2011/11/17 Jorge Llambías <jjllambias@gmail.com>:
> On Thu, Nov 17, 2011 at 3:50 AM, maikxlx <maikxlx@gmail.com> wrote:
>> On Wed, Nov 16, 2011 at 10:37 PM, John E Clifford <kali9putra@yahoo.com>
>> wrote:
>>>
>>> I don't find either "Dogs are mammals" or "Man walked on the Moon" in any
>>> way odd.
>>
>> As I tried to convey in my reply to Pierre Abbat, it's just a little odd
>> that that in the former case we have a necessary universal situation and in
>> the latter case we have a marginal existential situation, and yet in Lojban
>> both have (or are allowed to have) exactly the same logical form.  Maybe not
>> odd, but curious at least.
>
> Similarly curious are "Merkel is a woman" and "Merkel had a beer",
> with the same logical form even though in one case we have a universal
> situation and in the other an existential one.
>
> mu'o mi'e xorxes

Yes but following my own intuition (and possibly that of others here),
I am not sure that the similarity between the two pairs of sentences
arises from any sort of similarity between the individuals of {lo
gerku}/{lo remna} and the "stages" of {la .merkel.}.
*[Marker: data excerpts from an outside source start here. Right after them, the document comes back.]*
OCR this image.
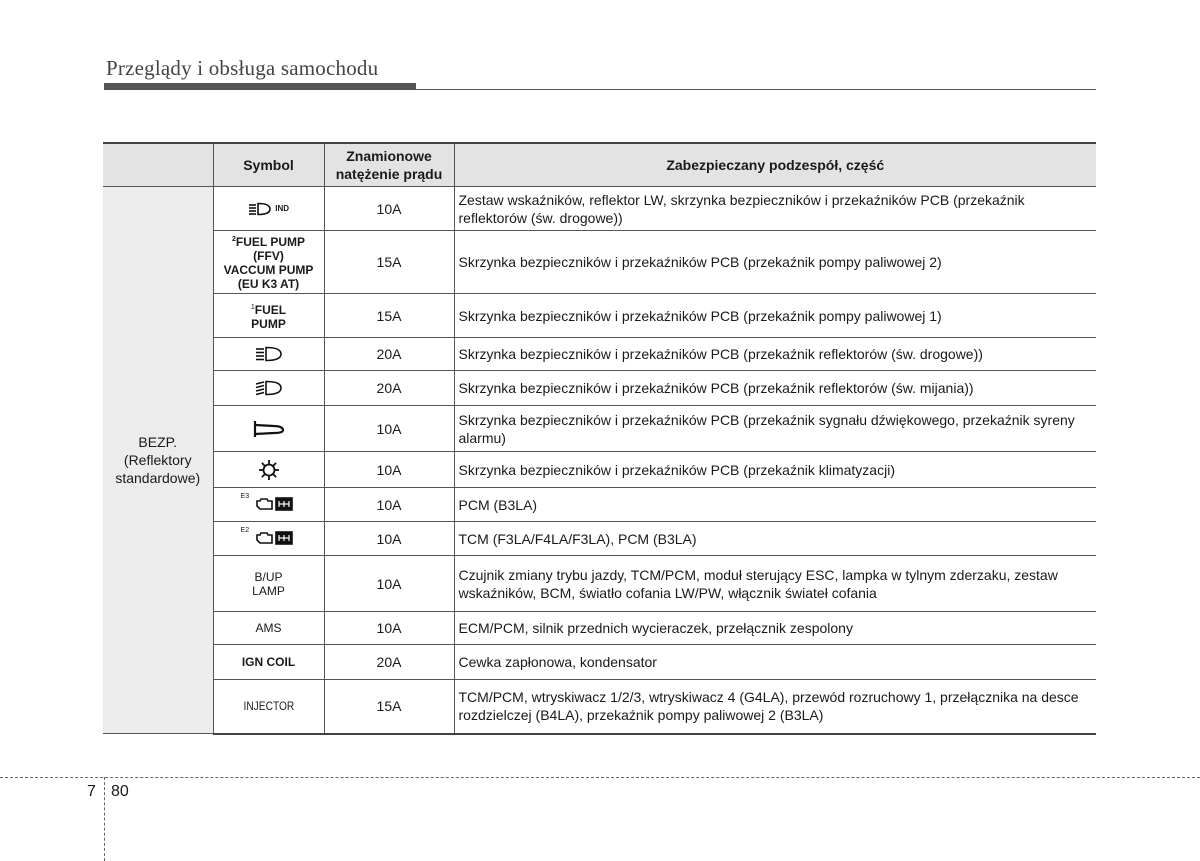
Przeglądy i obsługa samochodu
	Symbol	Znamionowe natężenie prądu	Zabezpieczany podzespół, część
BEZP. (Reflektory standardowe)	IND	10A	Zestaw wskaźników, reflektor LW, skrzynka bezpieczników i przekaźników PCB (przekaźnik reflektorów (św. drogowe))

	$^2$FUEL PUMP
(FFV)
VACCUM PUMP
(EU K3 AT)	15A	Skrzynka bezpieczników i przekaźników PCB (przekaźnik pompy paliwowej 2)

	$^1$FUEL
PUMP	15A	Skrzynka bezpieczników i przekaźników PCB (przekaźnik pompy paliwowej 1)
	20A	Skrzynka bezpieczników i przekaźników PCB (przekaźnik reflektorów (św. drogowe))
	20A	Skrzynka bezpieczników i przekaźników PCB (przekaźnik reflektorów (św. mijania))
	10A	Skrzynka bezpieczników i przekaźników PCB (przekaźnik sygnału dźwiękowego, przekaźnik syreny alarmu)
	10A	Skrzynka bezpieczników i przekaźników PCB (przekaźnik klimatyzacji)
	$^{E3}$	10A	PCM (B3LA)
	$^{E2}$	10A	TCM (F3LA/F4LA/F3LA), PCM (B3LA)

	B/UP
LAMP	10A	Czujnik zmiany trybu jazdy, TCM/PCM, moduł sterujący ESC, lampka w tylnym zderzaku, zestaw wskaźników, BCM, światło cofania LW/PW, włącznik świateł cofania
	AMS	10A	ECM/PCM, silnik przednich wycieraczek, przełącznik zespolony
	IGN COIL	20A	Cewka zapłonowa, kondensator
	INJECTOR	15A	TCM/PCM, wtryskiwacz 1/2/3, wtryskiwacz 4 (G4LA), przewód rozruchowy 1, przełącznika na desce rozdzielczej (B4LA), przekaźnik pompy paliwowej 2 (B3LA)
7 80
Instead I think that in each pair, one sentence simply expresses a
proposition that happens to be true under all possible situations
(where a "situation" is a combined world/time index (w, t)), and the
other under one (or more) specific actual situation.  The truth
conditions of a sentence can be strengthened if desired by adding
either a gnomic or an episodic aspect marker to the bridi;  e.g.{ca}
in {la .merkel. ca pinxe lo birje} shifts the situation to present
tense, episodic aspect;  {-N} in {la .merkel. -N ninmu} quantifies
over all situations gnomically (where -N means "necessarily" or
"intrinsically", I'd appreciate it if someone could tell me the
word(s) I'm looking for) .

It dawns on me in passing that in the case of {lo remna cu mabru} what
appears to be universal quantification over x1 is probably built into
the meaning {mabru} in a similar way that a kind-abstractor over x2
seems to be built into the meaning of {finti}.  So maybe {X mabru}
entails {ro X mabru} automatically by predicate definition, and maybe
these "curiosities" are fewer than they appear.

To be clear, I don't see any problem using xorlo in any of these four
sentences or similar generic ones (my verdict is out on kinds).  I
would like just to account for what I regard as the curiosities.